Put all those elements together, and the vertiginous upsurge of interest in farming the stuff is no surprise. Marine Scotland has now granted nearly 700 licences for seaweed harvesting, and new farms are springing up all the time. Most of these are focused on sugar or other kelp species, grown on rope lines in lochs or offshore.

Hauling in the catch at Aird Fada, Scotland’s largest sugar kelp farm. Image: South West Mull and Iona Development

At present, they’re relatively small producers. The community-owned Aird Fada farm on the Isle of Mull is Scotland’s largest sugar kelp farm at just six hectares. And all are eyeing up new markets. Atlantic Mariculture grows kelp in Loch Sunart on the west coast of Scotland, and transforms it into a range of products on the Tangle Green label, including liquid fertiliser for garden centres and Kelp Cubes for cooking. Hebridean Seaweed, the UK’s largest industrial seaweed processor, based on the Isle of Lewis, recently underwent a £7m factory expansion to meet demand for their fish, dog and horse supplements.

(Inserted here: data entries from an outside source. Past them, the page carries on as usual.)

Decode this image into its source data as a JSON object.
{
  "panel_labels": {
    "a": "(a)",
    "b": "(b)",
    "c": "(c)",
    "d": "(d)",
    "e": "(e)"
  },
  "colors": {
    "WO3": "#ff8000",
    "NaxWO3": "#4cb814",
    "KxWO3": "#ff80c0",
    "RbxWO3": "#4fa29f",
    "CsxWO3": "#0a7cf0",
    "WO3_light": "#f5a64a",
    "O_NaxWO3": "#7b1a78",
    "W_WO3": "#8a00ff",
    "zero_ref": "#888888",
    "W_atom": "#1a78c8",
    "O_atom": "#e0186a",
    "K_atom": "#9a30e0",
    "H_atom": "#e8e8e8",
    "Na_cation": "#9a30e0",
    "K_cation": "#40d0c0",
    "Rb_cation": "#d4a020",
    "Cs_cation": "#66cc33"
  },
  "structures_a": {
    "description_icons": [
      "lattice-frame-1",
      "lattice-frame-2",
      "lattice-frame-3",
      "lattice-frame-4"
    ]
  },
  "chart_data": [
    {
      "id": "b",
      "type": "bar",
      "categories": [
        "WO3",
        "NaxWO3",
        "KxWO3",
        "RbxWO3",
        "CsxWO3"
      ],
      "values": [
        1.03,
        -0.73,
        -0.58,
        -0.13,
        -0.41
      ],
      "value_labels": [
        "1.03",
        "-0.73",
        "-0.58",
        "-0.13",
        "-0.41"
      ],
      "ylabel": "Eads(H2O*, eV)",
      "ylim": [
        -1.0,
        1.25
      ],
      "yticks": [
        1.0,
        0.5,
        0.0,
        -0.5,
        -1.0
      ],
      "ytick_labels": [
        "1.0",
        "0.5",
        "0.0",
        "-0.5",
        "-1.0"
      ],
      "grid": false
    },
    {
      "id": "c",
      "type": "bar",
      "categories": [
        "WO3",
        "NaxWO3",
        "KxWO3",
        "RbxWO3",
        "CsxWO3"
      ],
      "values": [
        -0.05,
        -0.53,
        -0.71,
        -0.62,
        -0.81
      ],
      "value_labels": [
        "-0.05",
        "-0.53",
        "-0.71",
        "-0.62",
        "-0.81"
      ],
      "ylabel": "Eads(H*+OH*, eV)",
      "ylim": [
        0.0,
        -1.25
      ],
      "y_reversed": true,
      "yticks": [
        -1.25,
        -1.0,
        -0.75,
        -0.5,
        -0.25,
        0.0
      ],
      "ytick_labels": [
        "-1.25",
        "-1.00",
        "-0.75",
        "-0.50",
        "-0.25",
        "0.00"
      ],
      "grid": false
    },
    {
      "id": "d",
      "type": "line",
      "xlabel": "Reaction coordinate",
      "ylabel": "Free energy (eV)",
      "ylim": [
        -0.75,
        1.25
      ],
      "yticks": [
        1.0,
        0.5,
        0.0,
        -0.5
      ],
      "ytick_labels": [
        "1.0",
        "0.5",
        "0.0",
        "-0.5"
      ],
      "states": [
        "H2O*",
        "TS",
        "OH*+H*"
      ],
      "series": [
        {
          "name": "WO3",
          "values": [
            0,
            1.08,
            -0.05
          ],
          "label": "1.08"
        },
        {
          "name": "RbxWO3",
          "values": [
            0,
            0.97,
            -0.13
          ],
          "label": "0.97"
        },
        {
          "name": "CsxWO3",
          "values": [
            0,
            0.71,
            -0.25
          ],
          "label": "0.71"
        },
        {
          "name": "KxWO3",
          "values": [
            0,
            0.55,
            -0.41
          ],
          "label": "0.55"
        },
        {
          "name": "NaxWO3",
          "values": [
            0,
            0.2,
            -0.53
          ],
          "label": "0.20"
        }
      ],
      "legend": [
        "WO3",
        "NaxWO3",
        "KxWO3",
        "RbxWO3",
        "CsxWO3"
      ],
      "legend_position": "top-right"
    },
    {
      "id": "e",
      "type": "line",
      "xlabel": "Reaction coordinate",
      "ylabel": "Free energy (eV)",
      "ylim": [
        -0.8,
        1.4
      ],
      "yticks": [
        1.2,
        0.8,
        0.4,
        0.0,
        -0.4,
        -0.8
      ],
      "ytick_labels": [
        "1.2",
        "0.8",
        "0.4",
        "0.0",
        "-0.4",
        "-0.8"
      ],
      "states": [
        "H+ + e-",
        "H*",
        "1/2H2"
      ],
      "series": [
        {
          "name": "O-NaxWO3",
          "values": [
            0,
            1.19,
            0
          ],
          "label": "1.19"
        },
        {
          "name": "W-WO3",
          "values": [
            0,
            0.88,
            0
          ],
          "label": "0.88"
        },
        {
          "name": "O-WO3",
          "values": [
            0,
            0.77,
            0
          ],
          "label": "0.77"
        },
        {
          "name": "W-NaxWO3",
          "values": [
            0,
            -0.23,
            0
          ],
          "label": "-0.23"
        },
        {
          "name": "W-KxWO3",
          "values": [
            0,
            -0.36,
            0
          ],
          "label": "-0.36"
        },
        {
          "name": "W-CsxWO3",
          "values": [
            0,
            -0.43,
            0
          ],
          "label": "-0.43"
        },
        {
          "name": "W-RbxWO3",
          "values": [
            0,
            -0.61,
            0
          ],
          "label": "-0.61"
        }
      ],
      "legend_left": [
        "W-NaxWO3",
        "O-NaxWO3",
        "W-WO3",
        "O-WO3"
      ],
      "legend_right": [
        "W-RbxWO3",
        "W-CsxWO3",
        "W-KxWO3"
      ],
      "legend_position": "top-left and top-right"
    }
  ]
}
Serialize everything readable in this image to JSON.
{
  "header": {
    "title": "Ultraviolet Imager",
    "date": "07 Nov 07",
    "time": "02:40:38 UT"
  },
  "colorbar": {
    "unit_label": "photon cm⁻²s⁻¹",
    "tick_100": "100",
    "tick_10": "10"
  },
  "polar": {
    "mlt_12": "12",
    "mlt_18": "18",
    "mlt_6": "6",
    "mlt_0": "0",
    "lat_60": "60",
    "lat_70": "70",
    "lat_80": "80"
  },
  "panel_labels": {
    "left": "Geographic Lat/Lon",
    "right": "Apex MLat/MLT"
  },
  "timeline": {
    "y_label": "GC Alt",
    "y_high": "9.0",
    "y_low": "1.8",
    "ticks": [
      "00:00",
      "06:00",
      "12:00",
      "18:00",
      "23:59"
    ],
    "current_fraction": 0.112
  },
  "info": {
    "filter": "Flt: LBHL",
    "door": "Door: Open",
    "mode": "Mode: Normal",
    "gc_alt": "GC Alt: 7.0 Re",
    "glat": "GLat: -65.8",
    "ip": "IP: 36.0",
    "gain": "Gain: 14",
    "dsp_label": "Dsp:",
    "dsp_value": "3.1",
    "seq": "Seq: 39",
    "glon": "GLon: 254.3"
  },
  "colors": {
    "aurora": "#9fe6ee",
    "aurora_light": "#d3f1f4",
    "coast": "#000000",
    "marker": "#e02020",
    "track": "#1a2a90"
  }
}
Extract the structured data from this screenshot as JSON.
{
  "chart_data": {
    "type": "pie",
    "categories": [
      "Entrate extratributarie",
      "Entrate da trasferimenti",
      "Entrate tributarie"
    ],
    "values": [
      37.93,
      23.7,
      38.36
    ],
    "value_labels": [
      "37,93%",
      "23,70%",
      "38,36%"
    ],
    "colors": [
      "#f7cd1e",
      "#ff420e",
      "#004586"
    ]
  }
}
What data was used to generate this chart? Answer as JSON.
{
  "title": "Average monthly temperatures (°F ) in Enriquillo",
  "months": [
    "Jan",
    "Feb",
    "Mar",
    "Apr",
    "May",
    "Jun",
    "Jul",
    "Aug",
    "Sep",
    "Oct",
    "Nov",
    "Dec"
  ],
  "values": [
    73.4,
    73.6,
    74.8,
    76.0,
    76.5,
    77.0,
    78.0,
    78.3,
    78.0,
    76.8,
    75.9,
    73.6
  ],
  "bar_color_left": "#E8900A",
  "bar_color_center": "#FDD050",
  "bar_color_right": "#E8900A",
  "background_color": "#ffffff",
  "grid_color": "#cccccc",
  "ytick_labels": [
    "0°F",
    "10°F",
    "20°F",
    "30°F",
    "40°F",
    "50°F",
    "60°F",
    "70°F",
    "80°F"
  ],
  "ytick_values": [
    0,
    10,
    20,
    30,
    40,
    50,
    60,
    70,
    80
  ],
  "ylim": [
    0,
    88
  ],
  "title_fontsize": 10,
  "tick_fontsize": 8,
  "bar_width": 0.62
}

At the moment, annual Scottish production totals around 100 tonnes. But as seaweed’s potential catches on, says Murray, this is predicted to grow to 30,000 tonnes by 2040.

Eco-Cascade, a new community interest company, aims to help accelerate the growth by both providing processing facilities and networking between farmers and buyers.

seaweed kelp

Harvesting seaweed in Loch Scridain, on the Scottish Isle of Mull. Image: South West Mull and Iona Development

Meanwhile, others are thinking big, too. Devon county council, along with the Eden Project and Plymouth Marine Laboratories, is backing a major new seaweed farm and processing site off the north Devon coast at Bideford. Nordic countries are catching on as well. In waters off the western coast of Sweden, the newly established Nordic Seafarm is setting out tens of kilometres of ropes to grow sea lettuce (Ulva).

Meanwhile, Amazon is investing around $1.5m (£1.24m) in an experiment off the coast of the Netherlands. Its aim: to see whether commercial seaweed production can thrive in an area of offshore wind farms, while at the same time sequestering large, measurable amounts of CO2.

There’s something of a gold rush feel to it all, and like any pioneering sector, there are pitfalls, too. Doumeizel points to the fact that, for all seaweed’s potential, “it’s not like it’s skyrocketing. We need to grow demand, to grow the market.” For now, production threatens to outpace demand. Murray echoes the point: “In the UK, seaweed is still seen as being a bit weird and strange.”

It’s the fastest-growing biomass on the planet and flourishes without pesticides or fertilisers

But the mood is changing, she adds. “There isn’t a brand name in every household yet, but you only have to walk round any supermarket to see it gaining ground, from sushi to seaweed as a substitute for table salt.” It can also be a much-needed source of protein for the fast-growing vegan sector, too, she adds.

Will seaweed save the world? On its own, most certainly not. Are we, perhaps, even in danger of becoming victims of a hype cycle? Like any fast growing green industry (think EVs, think biomass as fuel), some of the claims of seaweed enthusiasts should be taken with a pinch of (presumably seaweed infused) salt. Yet, there’s no doubt there is substantial potential there.

For Doumeizel, there’s an overwhelming logic in looking to the seas. “We cannot carry on feeding the world with the food systems we have in place now [with all their massive environmental impacts]. The oceans cover 70 per cent of the world’s surface yet contribute less than 3 per cent of our food. So if we want to maximise the potential of our planet to feed its people, let’s do it in the ocean.”